In Spanje zijn de processtukken van de inquisitie bewaard gebleven zodat een gedetailleerd overzicht van de processen en de beschuldigden mogelijk is. Dit is niet het geval in Frankrijk waar de archieven verbrand of verloren zijn.[1]

In populaire cultuur

De grotten in Sare en Zugarramurdi worden in verband gebracht met de Baskische heksen. In Zugarramurdi is er een museum gewijd aan de heksen en de heksenprocessen. In Saint-Pée-sur-Nivelle staat een beeldhouwwerk van Nestor Basterretxea als eerbewijs aan de slachtoffers van de heksenvervolging.[1]
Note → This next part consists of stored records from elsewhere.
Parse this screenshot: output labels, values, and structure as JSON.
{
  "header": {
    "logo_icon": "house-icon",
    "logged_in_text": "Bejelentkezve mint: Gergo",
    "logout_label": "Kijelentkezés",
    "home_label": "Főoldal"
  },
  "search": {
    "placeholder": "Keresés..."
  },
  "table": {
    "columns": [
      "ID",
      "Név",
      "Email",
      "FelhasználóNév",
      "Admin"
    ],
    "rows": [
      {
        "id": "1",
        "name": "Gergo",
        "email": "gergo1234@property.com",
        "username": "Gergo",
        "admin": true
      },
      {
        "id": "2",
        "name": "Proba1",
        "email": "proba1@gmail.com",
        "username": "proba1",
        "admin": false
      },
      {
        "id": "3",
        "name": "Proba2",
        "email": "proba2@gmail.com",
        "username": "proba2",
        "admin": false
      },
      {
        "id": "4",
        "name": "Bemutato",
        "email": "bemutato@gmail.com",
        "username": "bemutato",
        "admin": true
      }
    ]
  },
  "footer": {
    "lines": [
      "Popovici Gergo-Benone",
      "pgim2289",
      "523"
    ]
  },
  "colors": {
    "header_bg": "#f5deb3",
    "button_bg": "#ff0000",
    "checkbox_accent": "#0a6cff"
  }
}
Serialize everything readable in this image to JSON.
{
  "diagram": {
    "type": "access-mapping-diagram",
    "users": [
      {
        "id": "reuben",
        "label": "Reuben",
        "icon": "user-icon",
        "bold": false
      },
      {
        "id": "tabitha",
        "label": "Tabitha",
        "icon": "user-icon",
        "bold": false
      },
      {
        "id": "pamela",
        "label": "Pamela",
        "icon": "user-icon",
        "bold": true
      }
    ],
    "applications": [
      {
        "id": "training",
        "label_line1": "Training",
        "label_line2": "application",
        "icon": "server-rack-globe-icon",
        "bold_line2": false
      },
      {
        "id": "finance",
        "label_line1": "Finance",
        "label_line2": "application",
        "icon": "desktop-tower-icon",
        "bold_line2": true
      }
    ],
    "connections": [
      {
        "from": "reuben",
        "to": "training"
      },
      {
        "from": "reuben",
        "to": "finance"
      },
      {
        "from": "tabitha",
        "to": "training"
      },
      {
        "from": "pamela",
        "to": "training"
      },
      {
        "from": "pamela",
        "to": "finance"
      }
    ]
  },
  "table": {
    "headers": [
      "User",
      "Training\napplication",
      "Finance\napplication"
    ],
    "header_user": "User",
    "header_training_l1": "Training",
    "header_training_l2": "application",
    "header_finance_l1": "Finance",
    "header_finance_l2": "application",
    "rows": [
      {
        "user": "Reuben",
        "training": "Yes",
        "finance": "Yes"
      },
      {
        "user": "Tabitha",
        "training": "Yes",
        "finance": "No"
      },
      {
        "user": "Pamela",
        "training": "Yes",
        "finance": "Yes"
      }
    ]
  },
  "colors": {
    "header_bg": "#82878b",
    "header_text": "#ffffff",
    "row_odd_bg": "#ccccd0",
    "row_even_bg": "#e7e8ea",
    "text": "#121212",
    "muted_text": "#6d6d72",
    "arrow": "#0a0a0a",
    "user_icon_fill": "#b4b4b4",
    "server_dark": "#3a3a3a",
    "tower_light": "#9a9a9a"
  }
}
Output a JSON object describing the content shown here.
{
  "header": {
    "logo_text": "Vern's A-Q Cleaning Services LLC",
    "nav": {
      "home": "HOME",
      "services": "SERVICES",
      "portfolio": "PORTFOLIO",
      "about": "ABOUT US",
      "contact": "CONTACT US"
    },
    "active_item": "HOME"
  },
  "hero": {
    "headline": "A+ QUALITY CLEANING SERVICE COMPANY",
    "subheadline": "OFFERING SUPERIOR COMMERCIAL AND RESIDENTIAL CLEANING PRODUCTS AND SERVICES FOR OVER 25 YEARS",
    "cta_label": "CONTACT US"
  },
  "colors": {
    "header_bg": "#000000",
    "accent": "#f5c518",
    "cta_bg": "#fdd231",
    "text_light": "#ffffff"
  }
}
De Spaanse film Akelarre (2021) heeft als thema de heksenvervolging in Navarra. De Franse televisieminiserie Filles du feu (2023) is gebaseerd op de heksenvervolging in Labourd.[3]

Bronnen

  1. a b c (fr) Denis, Sophie (2024). Sur les traces des sorcières. Détours en France 257, p. 70-75
  2. (fr) REFORME PROTESTANTE ET CONTRE-REFORME CATHOLIQUE. Histoire du diocèse. Diocèse de Bayonne, Lescar et Oloron. Geraadpleegd op 13 juni 2025.
  3. a b (fr) Demouveaux, Gautier, "Voici la véritable histoire des sorcières brûlées au Pays basque, qui a inspiré la série de France 2", Ouest France, 28 augustus 2023. Geraadpleegd op 29 mei 2025.
  4. (es) Pérez Henares, Antonio, Alonso de Salazar y Frías, el inquisidor que salvó a las «brujas». El Debate (12 juli 2024). Geraadpleegd op 29 mei 2025.